5 thoughts on “Sunday Quote!- Darwin and Design

  1. Falsifiability is very important in the sense of balancing, comparing, and contrasting different explanatory models. In other words, is there any means to know if our model is wrong? What we’re really talking about in science through falsifiability is increasing or decreasing likelihood. With no means to establish something to be false (no falsifiability), we’re inhibiting our level of confidence in the likelihood of knowing some model being an accurate reflection of how reality operates (and by what mechanisms).

    Without doubt, there are many, many tests of falsifiability applied to evolution as an explanatory model (such as natural selection here). In contrast, there is none for the model we call Intelligent Design. Does this matter? Well, I think it tilts confidence significantly in favour of a model that can demonstrate falsifiability versus one that cannot.

    Posted by tildeb | May 10, 2015, 11:27 AM
  2. While I do think tests of falsifiability are wonderful tools in any sphere of learning, I am skeptical if it should always be required in order for something to be accepted as true

    Posted by SLIMJIM | May 11, 2015, 2:13 AM
  3. I was browsing through that book in the library just yesterday. I thought Narveson’s essay was pretty awful compared to the others.

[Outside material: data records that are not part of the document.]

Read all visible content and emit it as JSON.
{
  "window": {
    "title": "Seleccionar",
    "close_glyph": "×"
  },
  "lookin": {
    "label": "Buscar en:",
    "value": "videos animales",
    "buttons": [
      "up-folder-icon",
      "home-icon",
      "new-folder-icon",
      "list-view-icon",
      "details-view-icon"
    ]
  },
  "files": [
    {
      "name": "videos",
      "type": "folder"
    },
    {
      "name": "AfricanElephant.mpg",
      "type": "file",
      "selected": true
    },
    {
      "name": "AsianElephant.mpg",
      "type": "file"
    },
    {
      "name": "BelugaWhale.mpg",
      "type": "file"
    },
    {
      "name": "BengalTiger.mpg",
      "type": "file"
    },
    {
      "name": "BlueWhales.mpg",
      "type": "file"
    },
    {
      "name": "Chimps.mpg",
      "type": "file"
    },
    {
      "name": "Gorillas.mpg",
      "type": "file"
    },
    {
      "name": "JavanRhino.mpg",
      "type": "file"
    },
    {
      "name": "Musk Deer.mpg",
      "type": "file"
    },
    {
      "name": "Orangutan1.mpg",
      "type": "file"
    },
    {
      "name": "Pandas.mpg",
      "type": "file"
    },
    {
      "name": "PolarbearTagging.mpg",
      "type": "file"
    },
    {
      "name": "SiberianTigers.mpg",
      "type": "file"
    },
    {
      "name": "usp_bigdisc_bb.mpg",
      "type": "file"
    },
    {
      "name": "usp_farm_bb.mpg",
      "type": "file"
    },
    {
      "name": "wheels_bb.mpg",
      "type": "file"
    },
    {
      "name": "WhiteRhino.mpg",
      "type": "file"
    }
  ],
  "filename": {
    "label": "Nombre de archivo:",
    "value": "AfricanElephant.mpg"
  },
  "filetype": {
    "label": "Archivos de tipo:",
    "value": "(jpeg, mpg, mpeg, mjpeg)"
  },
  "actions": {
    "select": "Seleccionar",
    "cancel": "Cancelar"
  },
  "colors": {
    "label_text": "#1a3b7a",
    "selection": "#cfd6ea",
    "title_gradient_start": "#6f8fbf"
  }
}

    Posted by Alec Beattie | May 11, 2015, 9:27 PM
    • The essay by Narvason is abysmal. I don’t mind critical essays, but one of the central arguments in it was that “This is the 21st century!” and somehow that meant that any attempt to modify certain scientific theories is misguided. I’m not joking. That was part of the argument. I have a blog post on it that needs to be written because it was SO bad.